Sunday, 25 November 2018

SMARTS for dummies

One of Roger's observations came to mind recently when I was looking at some SMARTS patterns in Open Babel that were causing some problems: "People cannot write SMARTS correctly." Instead, he argues, they should use tools to create SMARTS for them. The problem is not so much that patterns don't match molecules of interest, but that they match additional molecules (false positives) and may miss others (false negatives). False positives are a particular problem when transformations (e.g. SMIRKS) are applied to matching molecules, as they can result in exotic valence and charge states that were unintended.

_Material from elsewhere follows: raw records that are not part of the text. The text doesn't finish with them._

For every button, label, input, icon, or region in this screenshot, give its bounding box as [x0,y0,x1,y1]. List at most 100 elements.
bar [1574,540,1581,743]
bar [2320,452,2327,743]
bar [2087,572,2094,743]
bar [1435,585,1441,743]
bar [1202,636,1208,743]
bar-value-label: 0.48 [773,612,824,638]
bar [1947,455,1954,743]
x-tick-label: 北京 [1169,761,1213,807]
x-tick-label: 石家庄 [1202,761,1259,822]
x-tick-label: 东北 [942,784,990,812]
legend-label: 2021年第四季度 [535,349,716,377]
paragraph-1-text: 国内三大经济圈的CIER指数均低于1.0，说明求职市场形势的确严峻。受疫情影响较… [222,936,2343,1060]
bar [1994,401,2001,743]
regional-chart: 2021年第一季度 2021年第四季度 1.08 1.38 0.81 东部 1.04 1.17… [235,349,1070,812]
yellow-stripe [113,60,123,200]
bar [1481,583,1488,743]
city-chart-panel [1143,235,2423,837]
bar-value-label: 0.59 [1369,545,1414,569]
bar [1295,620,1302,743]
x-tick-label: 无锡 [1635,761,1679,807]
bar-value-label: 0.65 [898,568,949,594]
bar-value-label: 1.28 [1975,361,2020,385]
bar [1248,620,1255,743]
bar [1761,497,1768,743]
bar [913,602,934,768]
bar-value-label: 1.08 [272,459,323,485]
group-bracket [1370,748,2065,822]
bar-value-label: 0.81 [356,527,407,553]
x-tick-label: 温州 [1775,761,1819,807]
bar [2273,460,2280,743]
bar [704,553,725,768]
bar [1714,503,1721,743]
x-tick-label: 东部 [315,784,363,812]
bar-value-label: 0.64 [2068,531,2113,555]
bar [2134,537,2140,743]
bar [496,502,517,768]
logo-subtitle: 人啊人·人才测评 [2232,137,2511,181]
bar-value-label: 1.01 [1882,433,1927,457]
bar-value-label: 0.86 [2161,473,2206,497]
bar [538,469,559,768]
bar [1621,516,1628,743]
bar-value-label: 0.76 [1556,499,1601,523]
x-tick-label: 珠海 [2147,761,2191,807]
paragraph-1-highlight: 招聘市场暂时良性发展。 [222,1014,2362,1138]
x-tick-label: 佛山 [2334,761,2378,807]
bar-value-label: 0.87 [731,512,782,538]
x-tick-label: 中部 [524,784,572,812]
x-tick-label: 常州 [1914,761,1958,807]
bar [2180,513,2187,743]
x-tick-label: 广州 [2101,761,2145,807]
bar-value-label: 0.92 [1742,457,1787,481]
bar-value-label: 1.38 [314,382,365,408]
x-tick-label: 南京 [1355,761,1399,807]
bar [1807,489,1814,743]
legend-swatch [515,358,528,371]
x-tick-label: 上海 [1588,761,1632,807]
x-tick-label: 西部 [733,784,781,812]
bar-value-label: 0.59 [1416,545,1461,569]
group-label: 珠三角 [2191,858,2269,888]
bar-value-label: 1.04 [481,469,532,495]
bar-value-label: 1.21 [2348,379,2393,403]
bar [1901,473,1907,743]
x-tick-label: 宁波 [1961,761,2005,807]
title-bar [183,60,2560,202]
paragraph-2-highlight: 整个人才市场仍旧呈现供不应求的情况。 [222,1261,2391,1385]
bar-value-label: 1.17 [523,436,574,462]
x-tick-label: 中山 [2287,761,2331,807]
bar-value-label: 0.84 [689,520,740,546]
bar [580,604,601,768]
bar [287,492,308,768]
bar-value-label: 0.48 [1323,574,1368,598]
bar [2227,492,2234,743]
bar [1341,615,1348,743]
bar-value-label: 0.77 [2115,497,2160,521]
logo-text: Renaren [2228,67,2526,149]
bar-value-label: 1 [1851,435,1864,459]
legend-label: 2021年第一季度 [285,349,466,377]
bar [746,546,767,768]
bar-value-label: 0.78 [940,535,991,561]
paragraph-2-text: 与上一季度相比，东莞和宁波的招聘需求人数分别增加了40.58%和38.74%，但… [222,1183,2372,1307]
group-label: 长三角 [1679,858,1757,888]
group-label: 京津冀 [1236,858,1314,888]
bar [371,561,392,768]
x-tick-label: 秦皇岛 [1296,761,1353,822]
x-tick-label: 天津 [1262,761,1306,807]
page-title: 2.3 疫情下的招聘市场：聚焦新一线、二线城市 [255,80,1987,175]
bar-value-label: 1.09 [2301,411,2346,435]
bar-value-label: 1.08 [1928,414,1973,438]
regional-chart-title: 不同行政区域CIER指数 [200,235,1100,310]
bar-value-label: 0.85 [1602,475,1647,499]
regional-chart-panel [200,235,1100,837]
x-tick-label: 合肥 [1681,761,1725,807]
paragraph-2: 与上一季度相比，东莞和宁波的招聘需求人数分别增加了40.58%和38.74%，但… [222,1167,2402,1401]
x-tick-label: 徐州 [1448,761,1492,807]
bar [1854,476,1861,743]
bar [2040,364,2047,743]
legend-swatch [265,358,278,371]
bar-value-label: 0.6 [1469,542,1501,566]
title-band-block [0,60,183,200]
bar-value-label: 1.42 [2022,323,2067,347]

The following is a description of a tool I put together to help craft SMARTS patterns. It is based upon the idea that a SMARTS pattern is completely defined by the molecules it matches. Thus, by looking at the matches in a database of sufficient size, we can see whether there are any mismatches.

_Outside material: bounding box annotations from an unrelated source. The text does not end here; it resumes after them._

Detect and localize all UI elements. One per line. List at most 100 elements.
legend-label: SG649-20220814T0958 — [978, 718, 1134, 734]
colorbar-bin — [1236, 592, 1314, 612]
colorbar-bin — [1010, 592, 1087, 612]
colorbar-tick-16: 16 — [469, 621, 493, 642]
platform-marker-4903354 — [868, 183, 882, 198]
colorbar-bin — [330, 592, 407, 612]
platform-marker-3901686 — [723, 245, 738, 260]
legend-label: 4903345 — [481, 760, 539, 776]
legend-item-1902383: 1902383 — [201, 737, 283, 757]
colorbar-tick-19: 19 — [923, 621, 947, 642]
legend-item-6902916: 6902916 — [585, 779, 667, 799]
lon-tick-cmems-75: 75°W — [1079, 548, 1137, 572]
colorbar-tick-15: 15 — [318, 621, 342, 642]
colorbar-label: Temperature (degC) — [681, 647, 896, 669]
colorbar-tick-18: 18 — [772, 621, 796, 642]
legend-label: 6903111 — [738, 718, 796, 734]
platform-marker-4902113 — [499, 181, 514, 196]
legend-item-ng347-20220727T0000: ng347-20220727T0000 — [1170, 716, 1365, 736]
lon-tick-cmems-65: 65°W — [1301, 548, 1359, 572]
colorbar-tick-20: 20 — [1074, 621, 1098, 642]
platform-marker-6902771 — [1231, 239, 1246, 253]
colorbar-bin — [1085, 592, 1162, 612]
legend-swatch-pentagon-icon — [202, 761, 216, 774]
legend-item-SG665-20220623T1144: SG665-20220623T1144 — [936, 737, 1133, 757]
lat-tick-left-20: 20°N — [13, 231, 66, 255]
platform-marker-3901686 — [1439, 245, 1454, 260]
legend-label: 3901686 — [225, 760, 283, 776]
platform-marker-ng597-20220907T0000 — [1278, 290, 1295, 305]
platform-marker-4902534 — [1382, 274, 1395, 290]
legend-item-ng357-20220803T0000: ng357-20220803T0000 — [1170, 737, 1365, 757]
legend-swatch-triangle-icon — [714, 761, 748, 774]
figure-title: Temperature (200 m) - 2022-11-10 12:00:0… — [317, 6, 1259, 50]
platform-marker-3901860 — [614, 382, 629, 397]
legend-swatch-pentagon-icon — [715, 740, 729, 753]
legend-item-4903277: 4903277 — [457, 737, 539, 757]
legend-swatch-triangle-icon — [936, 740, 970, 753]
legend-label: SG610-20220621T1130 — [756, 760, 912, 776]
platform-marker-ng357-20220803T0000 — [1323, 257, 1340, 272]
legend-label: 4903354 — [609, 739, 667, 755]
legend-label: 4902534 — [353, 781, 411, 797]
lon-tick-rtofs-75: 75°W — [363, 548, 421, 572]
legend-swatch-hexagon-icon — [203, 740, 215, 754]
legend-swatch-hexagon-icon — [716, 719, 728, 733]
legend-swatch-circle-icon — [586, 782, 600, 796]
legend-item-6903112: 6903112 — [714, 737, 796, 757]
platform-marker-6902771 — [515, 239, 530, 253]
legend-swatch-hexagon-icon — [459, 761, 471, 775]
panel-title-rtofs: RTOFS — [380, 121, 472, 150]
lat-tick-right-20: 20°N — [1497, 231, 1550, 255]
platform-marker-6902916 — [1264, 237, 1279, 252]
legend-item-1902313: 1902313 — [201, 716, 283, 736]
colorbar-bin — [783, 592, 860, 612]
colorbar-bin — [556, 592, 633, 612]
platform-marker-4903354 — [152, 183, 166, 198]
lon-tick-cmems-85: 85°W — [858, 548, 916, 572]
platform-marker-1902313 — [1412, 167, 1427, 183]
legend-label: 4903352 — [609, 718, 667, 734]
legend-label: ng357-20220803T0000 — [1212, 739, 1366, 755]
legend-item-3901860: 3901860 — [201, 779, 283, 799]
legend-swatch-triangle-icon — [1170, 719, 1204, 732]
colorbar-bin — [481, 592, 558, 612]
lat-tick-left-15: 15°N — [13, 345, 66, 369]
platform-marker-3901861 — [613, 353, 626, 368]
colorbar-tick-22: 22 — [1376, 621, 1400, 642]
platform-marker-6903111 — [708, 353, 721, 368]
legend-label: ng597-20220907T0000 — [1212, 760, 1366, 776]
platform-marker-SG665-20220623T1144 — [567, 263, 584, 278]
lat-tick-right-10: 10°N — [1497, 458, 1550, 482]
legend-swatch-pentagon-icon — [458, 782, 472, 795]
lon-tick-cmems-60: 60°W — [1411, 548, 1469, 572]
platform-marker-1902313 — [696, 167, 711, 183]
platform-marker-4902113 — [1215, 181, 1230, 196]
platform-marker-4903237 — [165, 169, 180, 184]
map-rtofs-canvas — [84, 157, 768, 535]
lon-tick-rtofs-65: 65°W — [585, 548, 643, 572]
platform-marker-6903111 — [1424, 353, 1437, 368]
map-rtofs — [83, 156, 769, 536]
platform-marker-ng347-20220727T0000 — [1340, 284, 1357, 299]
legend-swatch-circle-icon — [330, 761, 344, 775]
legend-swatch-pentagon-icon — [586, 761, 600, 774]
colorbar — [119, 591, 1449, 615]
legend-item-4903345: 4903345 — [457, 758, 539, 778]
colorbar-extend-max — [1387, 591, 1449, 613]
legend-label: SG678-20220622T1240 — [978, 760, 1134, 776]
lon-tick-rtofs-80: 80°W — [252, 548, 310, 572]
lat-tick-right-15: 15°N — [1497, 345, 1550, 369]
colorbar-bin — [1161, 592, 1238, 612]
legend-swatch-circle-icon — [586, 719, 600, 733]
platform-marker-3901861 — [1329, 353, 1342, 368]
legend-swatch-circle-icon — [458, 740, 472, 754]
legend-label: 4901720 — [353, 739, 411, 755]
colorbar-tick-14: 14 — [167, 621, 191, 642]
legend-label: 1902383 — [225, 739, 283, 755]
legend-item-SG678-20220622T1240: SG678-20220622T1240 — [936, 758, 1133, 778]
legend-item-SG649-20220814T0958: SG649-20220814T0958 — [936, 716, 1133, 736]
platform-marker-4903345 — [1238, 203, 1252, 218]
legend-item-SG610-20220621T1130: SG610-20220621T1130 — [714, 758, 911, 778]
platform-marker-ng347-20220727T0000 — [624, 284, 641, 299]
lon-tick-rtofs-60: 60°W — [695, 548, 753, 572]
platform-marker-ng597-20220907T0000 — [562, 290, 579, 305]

So far, so obvious. What's novel is that the tool only returns distinct matches based upon simple atom types of the matching atoms, and sorts them by probability of those atom types (most unusual first). Thus, even for common substructures the number of hits is small and information-rich. Furthermore, by using my favourite trick of sorting the reference database by size (ChEMBL here), this means that the first hit found for each distinct match is likely to be small in size.

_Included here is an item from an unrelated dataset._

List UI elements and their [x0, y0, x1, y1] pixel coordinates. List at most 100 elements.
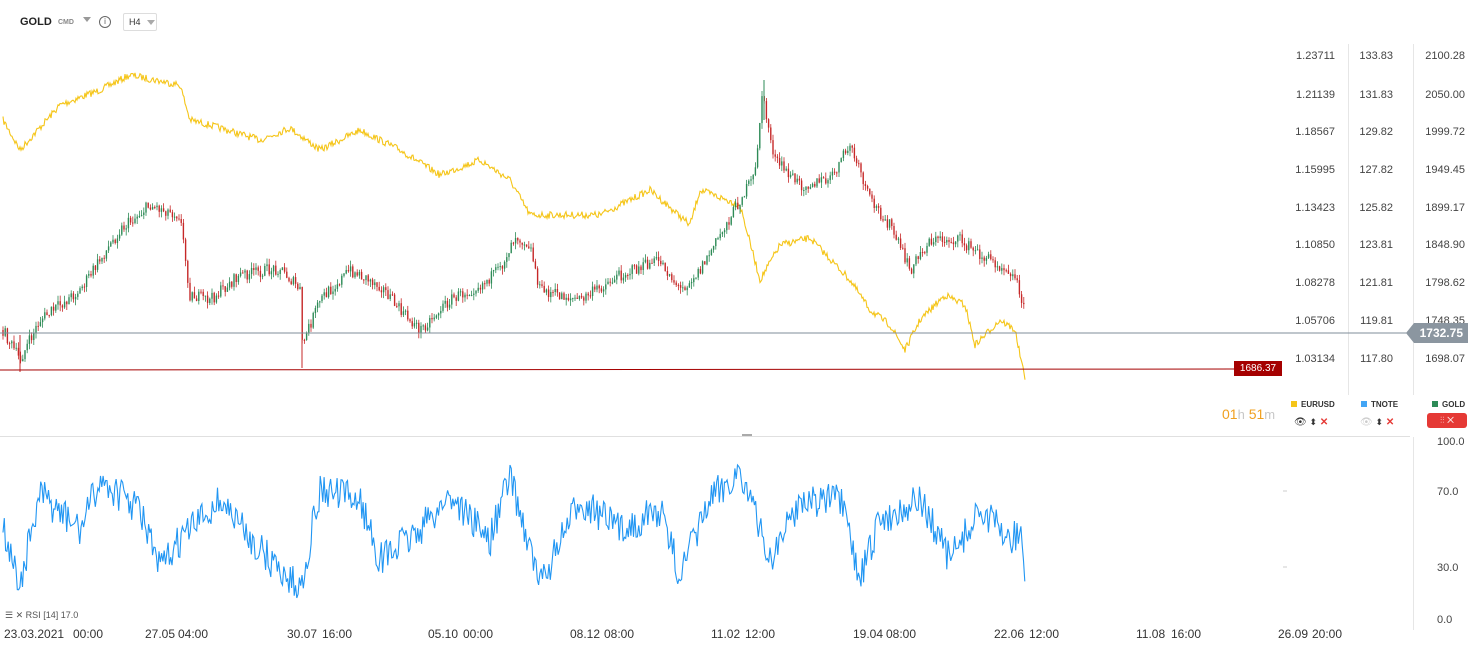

An example will illustrate: let's suppose we want to create a SMARTS pattern to match alcohols. I know that "CO" in SMILES indicates this, and so let's start with that. Only 28 hits are returned (from a 10% subset of ChEMBL), of which the first three are:
Ok, obviously we don't want a charged oxygen, so let's try "C[O+0]" and look at the first three hits:
And the oxygen should have a hydrogen, "C[Oh1+0]":
Now, about that carbon. I only had sp3-hybridised carbons in mind, so how about "[CX4][Oh1+0]"? Here is the full list of hits at this point:
At this point the hits are what I expected to see. Does this mean I should stop here? No, but it's a reasonable start.

After using this tool for a while, you begin to appreciate the importance of nailing down exactly what you want to see: if you only want to match neutral carbons, you should say so; if you don't want the oxygen to have additional neighbours, you should say so. Once every degree of freedom is nailed down...then it's finished. You might think this is going too far, but the molecules that exist in databases don't necessarily conform to typical valence rules - they may be unusual (consider TEMPO) or downright incorrect. Your SMARTS pattern should match exactly what you had in mind and not leave any wiggle room to match anything more: "[Cv4X4+0]-[OD1h1+0]"

This tool is by no means a panacea; you still need to think for yourself, and consider for example what to do about aromaticity, or the presence of explicit hydrogens or hydrogen isotopes, or whether to reorder the pattern for speed. But one could imagine a tool that could ease the burden further and do some of this for the user, or for example allow the user to mark "match" or "don't match" for the set of hits returned to automatically refine the query.